During the pre-dawn,
Vavilov enters the relatively broad expanse of the Gerlache Strait and
well before the first smell of morning coffee wafts up from the galley,
we're perched around the bow, goggle eyed, as the snow-splattered peaks
embracing the Lemaire Channel loom above us. This is the sort of vision
that lasts to the grave - a manic chequerboard of ice chunks, too small
to be called 'bergs' are arrayed out before us. Now at a virtual crawl,
the Vavilov gently nudges them aside, the ice-strengthened steel bow ushering
them delicately around the hull amidst muffled, squeaking protests.

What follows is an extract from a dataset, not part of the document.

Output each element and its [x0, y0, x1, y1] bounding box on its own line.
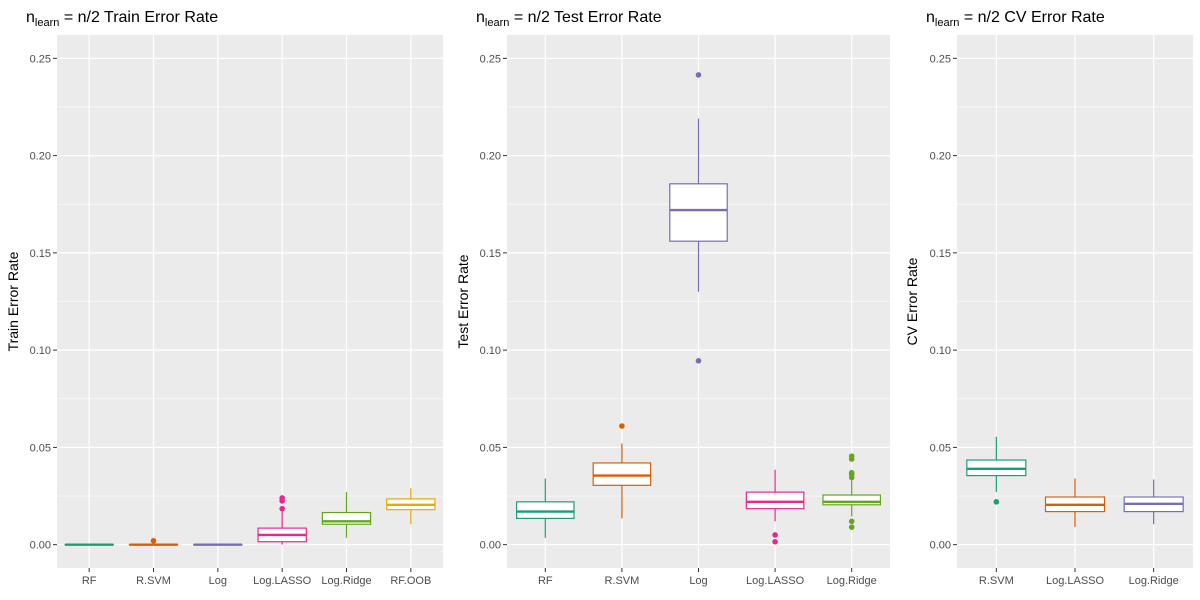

After a suitably reinforcing
breakfast we reached our southernmost point, Petermann Island, where a
very basic survival hut erected by the Argentines in 1955 provides essential
food, shelter and magazines for marooned explorers - handy to know if
I miss the last zodiac home. A cross erected nearby bears witness to those
who didn't make it. Apart from the curious hut, the little outpost plays
host to the southernmost flock of breeding Gentoo Penguins while Sheathbills,
Shags and the ever-opportunistic Skuas patrol nearby.
The
return journey was interrupted with some leisurely zodiac cruising amongst
the grounded icebergs off Pleneau Island. Seasoned by a stiff, sleety
breeze, the scene is like a frozen graveyard - these doomed bergs aren't
going anywhere. Arranged in totally random assortments, these guys are
gathered here from all around the peninsula, their normal migration halted
permanently by the shallow harbour. No two even vaguely alike, these forlorn
sculpted slabs still exhibit their marvellous range of intense blue dictated
by varying oxygen density. Our passage is often slowed by a thickening,
smoky pane of ice forming before us and we are forced to bash our way
through with oars as the lightweight zodiac displays its total lack of
ice-breaking capability. Heads suddenly swivel and twitch as a timid female
Leopard seal and pup suddenly appears, and just as mysteriously disappears,
amongst the frosted icescape - a rare sight even for experienced expeditioners.
Next
port of call is the recently refurbished, Port
Lockroy on tiny Goudier Island. Abandoned by the British Antarctic
Survey in 1962, the cute hut is chock full of artefacts from the mid 20th
century's Antarctic expeditions and is now a heritage listed site. A radio
room, a galley and a working post office where you can send a genuine
Antarctic postcard and get your passport stamped. More like monks than
caretakers, Dave and Nigel cheerfully answer questions while dispensing
stamps and souvenirs at the most visited place on the peninsula.
Our
final and most significant landfall is the Chilean mainland base of Gonzales
Videla at Waterboat
Point, where we set foot on Antarctica proper. I suspect our expedition
leader, Julio, a burly Chilean himself, was trying to bolster his country's
economy when I saw the vast array of souvenirs laid out for our inspection.
The table quickly cleared and the contingent hastily withdrew to quantify
their spoils. The location is so named because two typically foolhardy
Englishmen wintered there in 1921-22 in an abandoned Whaler's boat. The
boat itself, oozing history, was burnt by the Chileans as junk. The guano-coated
base is completely overrun by incontinent Gentoo Penguins, all fiercely
protected by the dozen or so military personnel who are quick to interdict
if wandering visitors stray too close.
We
salute the Chilean flag that flies above the ashes of the original water
boat, knowing that this will be our last view of the Antarctic mainland.
The aptly named Paradise Bay is the epitome of classic Antarctic Peninsula
scenery. Deceptively tranquil waterways dotted with ice cakes and framed
by snow-dusted cliffs, completely silent except for the occasional screech
of a wheeling seabird.
I believe we all posses
a photographic memory, and when I close my eyes and recall these evocative
vistas in all their glory, I'm grateful for this small power of the mind.
Occasionally I blow the dust off my weighty old atlas and childishly smile
that certain knowing smile as my eyes pass along what were once simply
maps but are now living, full colour diaries of adventure.